I have been celibate for close to 10 years now. I just haven't thought about sex for that long. I think it's the antidepressant and other psych meds that I take. I've been dead from the waist down for so long that I'm surprised I can walk.
Lately I've noticed some stirrings, some attractive men, men who I wish I was 20 years younger to attract. This is distressing because any of the men who might be attracted to me are men I would never be with. They are grey or fat or disturbed. There are no intellectual grounds where we might meet.
A few years ago I had a "friend" who wanted me. He was in his late 60's and in a wheelchair. He tried to kiss me and when I pulled away he basically said there must be something wrong with me. Y-e-a-h, you were not sexually attractive.
So, the stirrings arrived like an Xmas gift in January. Followed by disturbing dreams where what I want is possible. I am in my mid-20's and beautiful again. I can have anyone and there they are. The man I passed on the street that I thought lovely. Or the guy I wanted to do nasty things to because of the look on his face. He looked like he'd like it rough. Then the sun rises, and I'm back in my 50's body, obese and with no gut-wrenching options. Could it be that my psyche is attempting a comeback?
In dealing with men in my 20-30's, I seduced them. I took the power and had sex with them, then tossed them before they tossed me. I wasn't going to sit around and hope the phone would ring. And yet, I still waited for the phone to ring. And it didn't, because I didn't play the game the way men wanted it done. I was the mouse, turning the tables on the cat. It got me a lot of exciting sexual conquests, but that's all it was, just conquests -- no trophy, no forever after.
A friend from high school that I recently reunited with was surprised I never married, she asked "how do you do that, not get married? I don't understand," and I guess that is how. Taking the power away from the man, who needs to choose, who needs to decide "I want her forever." Or in today's standards, a few years.
And so, I stand alone. I am in charge of my fate, it is not intertwined with some other person's ideals of what wife and mother look like. I never did a man's laundry, never cleaned the house for him. I was not going to be some man's servant, taking his menu for dinner. I will not end up like my mother, thank you.

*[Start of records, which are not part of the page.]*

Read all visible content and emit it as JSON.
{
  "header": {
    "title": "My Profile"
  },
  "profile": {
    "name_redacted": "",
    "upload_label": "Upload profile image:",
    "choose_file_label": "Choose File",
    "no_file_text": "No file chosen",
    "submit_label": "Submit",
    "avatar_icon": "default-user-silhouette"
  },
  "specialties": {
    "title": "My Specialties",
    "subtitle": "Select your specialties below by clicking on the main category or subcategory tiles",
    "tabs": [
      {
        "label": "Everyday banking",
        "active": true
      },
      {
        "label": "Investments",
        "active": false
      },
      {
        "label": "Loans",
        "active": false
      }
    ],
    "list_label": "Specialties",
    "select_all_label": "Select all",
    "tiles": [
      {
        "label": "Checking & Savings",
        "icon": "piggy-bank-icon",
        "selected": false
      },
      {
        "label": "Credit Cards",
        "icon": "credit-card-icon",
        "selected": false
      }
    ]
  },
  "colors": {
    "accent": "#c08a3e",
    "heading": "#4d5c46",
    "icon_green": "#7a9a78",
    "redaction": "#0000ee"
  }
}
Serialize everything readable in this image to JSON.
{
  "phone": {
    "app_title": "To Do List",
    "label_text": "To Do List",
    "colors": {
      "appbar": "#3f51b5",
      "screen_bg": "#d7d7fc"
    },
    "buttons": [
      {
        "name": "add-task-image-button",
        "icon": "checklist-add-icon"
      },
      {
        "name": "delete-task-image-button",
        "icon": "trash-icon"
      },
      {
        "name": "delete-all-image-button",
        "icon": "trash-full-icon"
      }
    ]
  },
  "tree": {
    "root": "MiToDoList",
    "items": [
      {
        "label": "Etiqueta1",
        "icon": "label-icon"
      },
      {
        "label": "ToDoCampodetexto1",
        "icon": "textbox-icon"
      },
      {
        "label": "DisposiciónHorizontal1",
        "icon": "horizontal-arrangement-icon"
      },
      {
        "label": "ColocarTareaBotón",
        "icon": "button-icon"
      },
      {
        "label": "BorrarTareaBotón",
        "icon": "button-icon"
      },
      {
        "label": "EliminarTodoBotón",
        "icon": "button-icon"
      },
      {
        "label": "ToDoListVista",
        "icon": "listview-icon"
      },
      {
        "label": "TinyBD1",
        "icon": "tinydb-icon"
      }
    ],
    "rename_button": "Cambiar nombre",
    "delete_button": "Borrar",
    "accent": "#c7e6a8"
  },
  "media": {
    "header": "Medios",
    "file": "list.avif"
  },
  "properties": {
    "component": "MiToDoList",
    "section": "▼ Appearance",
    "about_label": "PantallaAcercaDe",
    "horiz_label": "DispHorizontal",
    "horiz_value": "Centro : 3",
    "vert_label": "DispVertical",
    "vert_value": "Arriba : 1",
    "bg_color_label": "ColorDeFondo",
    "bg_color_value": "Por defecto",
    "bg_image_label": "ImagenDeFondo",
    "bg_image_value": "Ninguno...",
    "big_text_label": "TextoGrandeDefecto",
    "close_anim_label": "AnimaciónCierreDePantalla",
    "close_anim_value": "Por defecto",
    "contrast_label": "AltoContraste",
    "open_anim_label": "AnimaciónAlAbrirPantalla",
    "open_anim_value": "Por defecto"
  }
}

I never compromised. And this is where I failed. Now the options have dried up and I'm like that man in the wheelchair, and only thinking sex is for the attractive. But sex is sloppy and ugly, we are primitive, grunting, beasts, not thinking about producing an heir but getting our nut. I don't want to be that vulnerable, I don't want to be dependant upon anyone else, even for pleasure. I don't want to be that undignified. But I kinda want sex.